This is where I try to convert you to the Apple cult... iPhone X is the perfect size


----------



## TirianW (Oct 31, 2017)

TSLAholic said:


> Woah, totally failed to see that there were additional replies to this thread.
> As I explained in my original post, for me personally, physical size is the deciding factor. It's like choosing M3 over MS due to its physical size; some people are switching from MS to M3 mainly for this reason alone.
> Unfortunately for me, I have not been able to come across an Android phone that is as ergonomically friendly as the Galaxy Mini series devices were. The Galaxy S7 seems to be the closest one yet. But that sucker slipped out and smacked the floor hard while I was trying to reach the top of the screen with my thumb while holding it with one hand.
> So, it really isn't about hanging on to an ancient dinosaur of a phone.


The big advantage of Android is that there are phones for every need, might I suggest the Unihertz Jelly (https://www.unihertz.com/jelly.html). It is small, reasonably powerful, and according to the Play Store compatible with the Tesla App. My daily phone is a Galaxy Note 8, but the Jelly is a great backup or travel phone. The screen is a little small and some web sites don't work quite right, but so far it has done everything I have asked it to do. I don't have my M3 yet, so I can't say definitively that it works, but it is running Android 7, has BLE (Bluetooth 4.1), and is compatible with multiple carriers (and is reasonably priced), so it is worth considering.


----------



## garsh (Apr 4, 2016)

TSLAholic said:


> Unfortunately for me, I have not been able to come across an Android phone that is as ergonomically friendly as the Galaxy Mini series devices were.

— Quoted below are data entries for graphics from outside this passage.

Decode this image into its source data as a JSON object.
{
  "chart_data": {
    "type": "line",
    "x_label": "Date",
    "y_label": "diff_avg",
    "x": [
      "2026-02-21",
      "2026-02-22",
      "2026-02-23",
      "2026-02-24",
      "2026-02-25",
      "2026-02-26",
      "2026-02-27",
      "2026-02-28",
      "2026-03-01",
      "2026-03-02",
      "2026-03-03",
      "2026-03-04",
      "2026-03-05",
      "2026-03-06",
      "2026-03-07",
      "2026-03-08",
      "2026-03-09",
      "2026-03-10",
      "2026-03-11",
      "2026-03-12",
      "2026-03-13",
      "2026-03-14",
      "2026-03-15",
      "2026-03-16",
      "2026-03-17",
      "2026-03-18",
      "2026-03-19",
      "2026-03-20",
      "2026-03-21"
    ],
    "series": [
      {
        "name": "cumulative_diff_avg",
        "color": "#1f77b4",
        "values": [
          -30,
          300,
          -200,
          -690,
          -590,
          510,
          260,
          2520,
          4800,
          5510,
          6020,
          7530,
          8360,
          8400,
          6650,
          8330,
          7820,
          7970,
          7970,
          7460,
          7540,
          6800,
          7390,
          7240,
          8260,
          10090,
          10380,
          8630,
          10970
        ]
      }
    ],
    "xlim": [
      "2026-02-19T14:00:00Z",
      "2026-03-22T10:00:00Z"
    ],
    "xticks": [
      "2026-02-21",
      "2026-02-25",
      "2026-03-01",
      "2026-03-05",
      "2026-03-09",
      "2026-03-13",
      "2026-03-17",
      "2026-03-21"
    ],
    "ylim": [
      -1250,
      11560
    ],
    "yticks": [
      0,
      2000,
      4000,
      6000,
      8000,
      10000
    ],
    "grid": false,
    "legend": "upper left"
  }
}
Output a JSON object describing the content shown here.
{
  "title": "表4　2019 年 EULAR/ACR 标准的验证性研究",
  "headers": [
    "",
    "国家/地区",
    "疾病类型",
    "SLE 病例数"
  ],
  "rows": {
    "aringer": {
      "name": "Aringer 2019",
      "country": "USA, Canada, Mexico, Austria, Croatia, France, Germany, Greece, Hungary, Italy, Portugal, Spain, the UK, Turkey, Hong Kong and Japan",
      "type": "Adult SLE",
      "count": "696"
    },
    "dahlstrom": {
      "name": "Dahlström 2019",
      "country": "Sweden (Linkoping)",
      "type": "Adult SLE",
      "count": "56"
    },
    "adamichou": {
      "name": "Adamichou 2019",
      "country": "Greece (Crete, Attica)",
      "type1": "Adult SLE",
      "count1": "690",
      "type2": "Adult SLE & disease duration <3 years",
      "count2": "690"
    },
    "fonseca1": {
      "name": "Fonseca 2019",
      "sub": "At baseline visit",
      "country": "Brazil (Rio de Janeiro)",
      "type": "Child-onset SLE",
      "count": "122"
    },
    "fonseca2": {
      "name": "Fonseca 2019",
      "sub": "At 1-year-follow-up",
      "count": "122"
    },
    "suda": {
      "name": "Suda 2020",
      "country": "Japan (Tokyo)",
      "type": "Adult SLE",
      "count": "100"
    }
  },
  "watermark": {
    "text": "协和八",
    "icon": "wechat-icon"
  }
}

While not quite as small as a Galaxy Mini, I suggest taking a look at the Moto E4. It's a decent phone, not overly big, and the battery seems to last over twice as long as any of the other phones in my family (which includes the Pixel 2, Nexus 6p, and Nexus 5x), and that's not an exaggeration. Best of all, you can get them for $40.



SoFlaModel3 said:


> This is where I try to convert you to the Apple cult... iPhone X is the perfect size


No need. The Moto E4 is about the same size.


----------



## mig (Jul 10, 2017)

Now if only someone would make an Android device small enough to fit on my keychain...


----------



## SoFlaModel3 (Apr 15, 2017)

garsh said:


> No need. The Moto E4 is about the same size.


Dislike button


----------



## KGTES (Sep 26, 2017)

TSLAholic said:


> Woah, totally failed to see that there were additional replies to this thread.
> 
> As I explained in my original post, for me personally, physical size is the deciding factor. It's like choosing M3 over MS due to its physical size; some people are switching from MS to M3 mainly for this reason alone.
> Unfortunately for me, I have not been able to come across an Android phone that is as ergonomically friendly as the Galaxy Mini series devices were. The Galaxy S7 seems to be the closest one yet. But that sucker slipped out and smacked the floor hard while I was trying to reach the top of the screen with my thumb while holding it with one hand.
> So, it really isn't about hanging on to an ancient dinosaur of a phone.


@TSLAholic I would look at the Pixel 2 or the Sony Experia XZ1 compact, both come with Android Oreo on board..


----------



## TSLAholic (Apr 9, 2016)

Thanks for all the suggestions! I'll look into the above mentioned devices.
I'm sure I won't be left out in the cold.


----------



## CmdrData (Apr 30, 2017)

Others have provided options of smaller Android phones, here is a link that talks about best small android phones available as of Jan 2018, Moto E4 is among the list.
https://www.androidauthority.com/best-small-android-phones-782746/


----------